If you’ve been sitting with a portfolio of domains and wondering why you can’t make ends meet, then just do the maths. I hate to say it but the market has valued your domains and most of them should be dropped. Why renew something for the last ten years if you’ve never received an offer?
What the larger portfolio owners believe is their expertise combined with scale will allow them to become profitable. Along the way, they also get other income streams from their domains (eg. revenue from traffic) that help cover some of the renewal fees. Even still, many of the more skilled industry players have been reducing the size of their portfolio to remain profitable.
Ultimately, the question that every portfolio owner needs to answer is whether they are 17.12 times smarter than the average domain purchaser. By the way…..as I’ve outlined above, this is one of those cases where you can actually measure how good you are.
If you come up short, then think about getting a mentor who has a lot more experience in the industry than you do. It could be the best investment you’ve ever made and either save or make you a lot of money.
Comments
You did not rain in any one's parade, you nailed it.
Thank you for sharing.
EM@MAJ.COM
I'm happy that the article resonated with you.
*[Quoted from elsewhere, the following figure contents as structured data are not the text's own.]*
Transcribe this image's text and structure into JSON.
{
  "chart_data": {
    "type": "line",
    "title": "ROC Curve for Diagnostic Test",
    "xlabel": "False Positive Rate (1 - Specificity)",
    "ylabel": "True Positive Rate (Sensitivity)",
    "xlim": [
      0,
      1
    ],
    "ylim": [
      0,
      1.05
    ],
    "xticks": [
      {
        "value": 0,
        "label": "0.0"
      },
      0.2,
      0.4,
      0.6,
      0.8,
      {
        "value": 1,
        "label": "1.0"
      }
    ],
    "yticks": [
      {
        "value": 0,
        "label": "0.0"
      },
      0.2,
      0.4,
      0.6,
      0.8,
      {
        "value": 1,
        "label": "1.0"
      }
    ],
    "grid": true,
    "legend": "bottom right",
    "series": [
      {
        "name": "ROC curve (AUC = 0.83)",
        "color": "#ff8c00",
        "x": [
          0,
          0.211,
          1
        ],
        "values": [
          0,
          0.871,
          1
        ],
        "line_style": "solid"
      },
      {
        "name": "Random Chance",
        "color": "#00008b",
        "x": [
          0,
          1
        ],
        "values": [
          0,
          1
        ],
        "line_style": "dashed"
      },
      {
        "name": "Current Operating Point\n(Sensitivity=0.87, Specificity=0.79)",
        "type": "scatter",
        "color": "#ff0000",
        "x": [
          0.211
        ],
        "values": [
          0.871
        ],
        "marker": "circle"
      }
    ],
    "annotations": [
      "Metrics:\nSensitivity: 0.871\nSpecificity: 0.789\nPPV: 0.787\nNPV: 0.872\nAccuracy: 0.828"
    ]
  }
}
Just curious why you think Sedo represents 33% of the total aftermarket? If you look at the top 100 sales in 2016, Sedo handled about 10% of those sales. Granted, the top 100 sales aren't necessarily representative of the more common, average sales you're analyzing here, but I think it points to the possibility that there are a lot of undisclosed sales happening, putting the total annual market well above $300MM, and Sedo's total share below 33%
Thanks for an interesting post
Interesting point you raise. Sedo is largely in the marketplace space with a spattering of brokered sales.....but that marketplace is quite large. The numbers could be a little out as I was using back of the envelope estimations....but the principles still hold true.